Ceremonial use of Bagpipers
In fact the ceremonial use of bagpipers are very much alive these days, at civil ceremonies as well as in military spheres. Being able to play the pipes, dressed – of course – in traditional Scottish garb and family tartan – can be lucrative and is a great honour, and some of the quaint services that require a piper are steeped in history.
Bagpipers are in great demand on Burns night, 25 th January, a celebration which, in Scotland, ranks high on the list of many. Celebrating the birth of the great Scots poet Robert Burns, the night is one of readings of poetry, drinking of whisky and eating of the traditional haggis, to which Burns himself wrote an eulogy.
Tradition has it that as the haggis enters the room it is accompanied by a bagpiper playing one of the traditional songs of the evening, and this ceremony is treated with great reverence by those present. With many Burns night suppers taking place across Scotland each year on the 25 th of January – and in the border areas of England where the tradition is also upheld – bagpipers are sought after musicians for this one night.
Other traditional uses of bagpipers are for weddings, where many Scottish and northern ceremonies invite a bagpiper to pipe the bride into the service, and sometimes out again. This solemn and honourable ceremony is one that is also carried out with great honour, and there are many bagpipers who consider it the ultimate accolade to be asked.
Funerals are another occasion when bagpipers are asked to perform a solemn and graceful tune, and the sight of a bagpiper leading the hearse or funeral procession is one that is never forgotten.

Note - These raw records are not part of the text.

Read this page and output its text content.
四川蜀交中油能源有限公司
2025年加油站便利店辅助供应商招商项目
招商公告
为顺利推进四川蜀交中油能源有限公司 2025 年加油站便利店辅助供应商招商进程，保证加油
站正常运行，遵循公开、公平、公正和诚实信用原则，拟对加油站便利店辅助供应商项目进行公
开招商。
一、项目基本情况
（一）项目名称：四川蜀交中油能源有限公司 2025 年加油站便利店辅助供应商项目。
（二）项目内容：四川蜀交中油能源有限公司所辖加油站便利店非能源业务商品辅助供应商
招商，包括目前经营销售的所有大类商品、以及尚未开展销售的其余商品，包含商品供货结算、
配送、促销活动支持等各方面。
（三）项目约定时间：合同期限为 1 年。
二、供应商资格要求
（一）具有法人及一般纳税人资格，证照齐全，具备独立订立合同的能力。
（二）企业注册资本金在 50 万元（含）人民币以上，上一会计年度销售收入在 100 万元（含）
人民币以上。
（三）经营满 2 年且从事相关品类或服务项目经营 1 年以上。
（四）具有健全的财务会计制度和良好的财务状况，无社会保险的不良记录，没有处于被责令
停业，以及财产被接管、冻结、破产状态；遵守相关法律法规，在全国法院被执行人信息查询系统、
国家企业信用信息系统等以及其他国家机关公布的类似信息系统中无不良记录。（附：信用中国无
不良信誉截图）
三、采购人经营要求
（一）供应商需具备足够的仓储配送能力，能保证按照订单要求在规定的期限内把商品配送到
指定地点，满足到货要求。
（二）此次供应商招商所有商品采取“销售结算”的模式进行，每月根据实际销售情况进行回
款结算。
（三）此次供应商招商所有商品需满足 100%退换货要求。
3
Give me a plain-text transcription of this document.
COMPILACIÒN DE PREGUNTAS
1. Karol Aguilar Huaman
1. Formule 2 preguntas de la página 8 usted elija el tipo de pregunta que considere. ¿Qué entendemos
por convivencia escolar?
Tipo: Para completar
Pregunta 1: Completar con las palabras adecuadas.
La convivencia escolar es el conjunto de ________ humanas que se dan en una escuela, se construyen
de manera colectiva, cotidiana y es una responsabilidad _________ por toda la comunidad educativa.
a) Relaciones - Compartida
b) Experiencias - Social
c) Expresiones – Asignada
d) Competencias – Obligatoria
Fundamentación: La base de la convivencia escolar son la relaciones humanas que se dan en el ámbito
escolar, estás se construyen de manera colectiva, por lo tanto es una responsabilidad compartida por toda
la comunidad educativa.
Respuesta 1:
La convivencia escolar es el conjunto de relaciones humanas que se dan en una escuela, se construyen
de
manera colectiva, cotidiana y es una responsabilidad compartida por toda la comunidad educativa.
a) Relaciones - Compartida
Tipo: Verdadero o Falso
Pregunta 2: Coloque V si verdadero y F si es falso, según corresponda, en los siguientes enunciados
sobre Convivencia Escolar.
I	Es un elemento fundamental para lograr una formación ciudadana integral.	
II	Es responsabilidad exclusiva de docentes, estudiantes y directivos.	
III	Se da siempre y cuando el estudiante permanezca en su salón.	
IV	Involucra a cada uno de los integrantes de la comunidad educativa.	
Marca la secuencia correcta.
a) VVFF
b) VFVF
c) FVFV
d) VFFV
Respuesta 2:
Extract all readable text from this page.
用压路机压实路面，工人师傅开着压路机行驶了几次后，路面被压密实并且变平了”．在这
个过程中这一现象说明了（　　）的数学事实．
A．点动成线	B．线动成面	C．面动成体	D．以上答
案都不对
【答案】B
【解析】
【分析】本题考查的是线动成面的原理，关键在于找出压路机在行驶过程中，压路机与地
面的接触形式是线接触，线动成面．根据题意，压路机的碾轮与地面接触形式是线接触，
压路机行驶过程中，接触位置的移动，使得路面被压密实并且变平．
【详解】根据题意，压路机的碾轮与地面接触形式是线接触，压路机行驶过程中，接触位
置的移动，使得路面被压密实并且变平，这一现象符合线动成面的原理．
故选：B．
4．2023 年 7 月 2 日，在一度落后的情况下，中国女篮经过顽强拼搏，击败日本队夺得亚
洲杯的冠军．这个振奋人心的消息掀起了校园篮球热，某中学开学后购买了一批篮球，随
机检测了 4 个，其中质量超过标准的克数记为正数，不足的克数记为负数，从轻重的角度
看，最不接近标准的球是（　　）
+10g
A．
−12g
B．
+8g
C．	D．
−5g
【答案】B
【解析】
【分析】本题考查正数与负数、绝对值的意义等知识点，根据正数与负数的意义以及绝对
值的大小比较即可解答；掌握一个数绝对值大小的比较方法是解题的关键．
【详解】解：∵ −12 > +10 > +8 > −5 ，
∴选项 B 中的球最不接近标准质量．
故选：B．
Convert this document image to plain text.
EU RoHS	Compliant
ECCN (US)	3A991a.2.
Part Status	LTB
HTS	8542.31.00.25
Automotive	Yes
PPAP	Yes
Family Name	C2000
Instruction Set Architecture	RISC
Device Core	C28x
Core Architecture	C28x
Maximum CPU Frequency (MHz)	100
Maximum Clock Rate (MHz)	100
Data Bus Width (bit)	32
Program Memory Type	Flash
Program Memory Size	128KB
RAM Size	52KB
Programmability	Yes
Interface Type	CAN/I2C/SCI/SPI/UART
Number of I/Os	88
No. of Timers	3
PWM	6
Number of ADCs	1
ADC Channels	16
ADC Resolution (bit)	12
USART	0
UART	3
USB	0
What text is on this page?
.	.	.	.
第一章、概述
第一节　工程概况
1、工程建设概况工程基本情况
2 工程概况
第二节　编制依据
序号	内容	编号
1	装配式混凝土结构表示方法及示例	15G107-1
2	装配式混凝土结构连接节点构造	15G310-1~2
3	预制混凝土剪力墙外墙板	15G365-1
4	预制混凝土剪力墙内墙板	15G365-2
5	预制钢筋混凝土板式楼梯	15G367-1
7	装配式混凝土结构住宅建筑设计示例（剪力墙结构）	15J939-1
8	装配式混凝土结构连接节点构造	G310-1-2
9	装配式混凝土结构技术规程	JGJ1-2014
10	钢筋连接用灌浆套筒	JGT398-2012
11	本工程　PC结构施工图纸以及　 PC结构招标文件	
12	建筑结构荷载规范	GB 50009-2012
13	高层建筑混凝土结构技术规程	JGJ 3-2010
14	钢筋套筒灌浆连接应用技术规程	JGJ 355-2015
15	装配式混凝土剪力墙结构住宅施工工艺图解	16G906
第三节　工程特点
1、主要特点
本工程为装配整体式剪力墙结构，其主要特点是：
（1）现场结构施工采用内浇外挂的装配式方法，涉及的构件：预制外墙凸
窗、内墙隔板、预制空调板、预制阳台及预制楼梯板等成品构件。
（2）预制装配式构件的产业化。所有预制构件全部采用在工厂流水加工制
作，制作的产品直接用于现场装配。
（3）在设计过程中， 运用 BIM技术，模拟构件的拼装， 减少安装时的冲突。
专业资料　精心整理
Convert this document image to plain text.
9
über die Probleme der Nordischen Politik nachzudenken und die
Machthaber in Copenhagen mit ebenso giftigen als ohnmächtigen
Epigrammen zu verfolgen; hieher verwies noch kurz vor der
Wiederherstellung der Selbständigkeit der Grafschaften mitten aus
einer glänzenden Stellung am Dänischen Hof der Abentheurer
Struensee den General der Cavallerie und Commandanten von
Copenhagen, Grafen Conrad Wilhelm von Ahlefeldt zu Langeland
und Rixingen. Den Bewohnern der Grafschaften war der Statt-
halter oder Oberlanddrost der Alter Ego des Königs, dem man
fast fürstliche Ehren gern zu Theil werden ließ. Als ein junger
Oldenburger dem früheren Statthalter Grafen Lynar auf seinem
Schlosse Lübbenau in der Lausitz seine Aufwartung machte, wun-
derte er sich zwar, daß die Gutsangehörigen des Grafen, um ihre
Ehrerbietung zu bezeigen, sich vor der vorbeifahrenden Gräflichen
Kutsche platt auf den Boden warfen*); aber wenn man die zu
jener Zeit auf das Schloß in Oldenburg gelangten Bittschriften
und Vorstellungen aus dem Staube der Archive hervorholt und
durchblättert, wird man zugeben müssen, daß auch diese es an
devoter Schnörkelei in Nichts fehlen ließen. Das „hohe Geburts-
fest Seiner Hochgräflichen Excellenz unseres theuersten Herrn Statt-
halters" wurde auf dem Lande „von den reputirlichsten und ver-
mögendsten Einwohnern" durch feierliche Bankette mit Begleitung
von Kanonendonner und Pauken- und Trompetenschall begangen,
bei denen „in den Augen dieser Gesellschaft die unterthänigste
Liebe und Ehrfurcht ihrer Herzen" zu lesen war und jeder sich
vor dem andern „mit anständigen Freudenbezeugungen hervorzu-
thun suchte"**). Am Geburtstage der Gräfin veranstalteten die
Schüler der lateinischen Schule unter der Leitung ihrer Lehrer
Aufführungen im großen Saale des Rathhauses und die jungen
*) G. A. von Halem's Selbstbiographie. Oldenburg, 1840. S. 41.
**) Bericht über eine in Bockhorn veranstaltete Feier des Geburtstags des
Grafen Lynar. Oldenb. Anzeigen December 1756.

Traditional parties and celebrations such as 21 st birthdays and the like are also popular places for bagpipers to play, and there is always a call for a bagpiper when there is something to be celebrated. Bagpipers are considered essential in many official capacities, and the use of them in all manners of celebration or marks of occasion goes back many years.
Traditions such as these help to keep bagpipers playing, and also encourage younger people to learn to become competent bagpipers. It is not the easiest of instruments to play, but being able to perform at a Burns Supper or other important and revered celebration is the culmination of many years of learning and practice.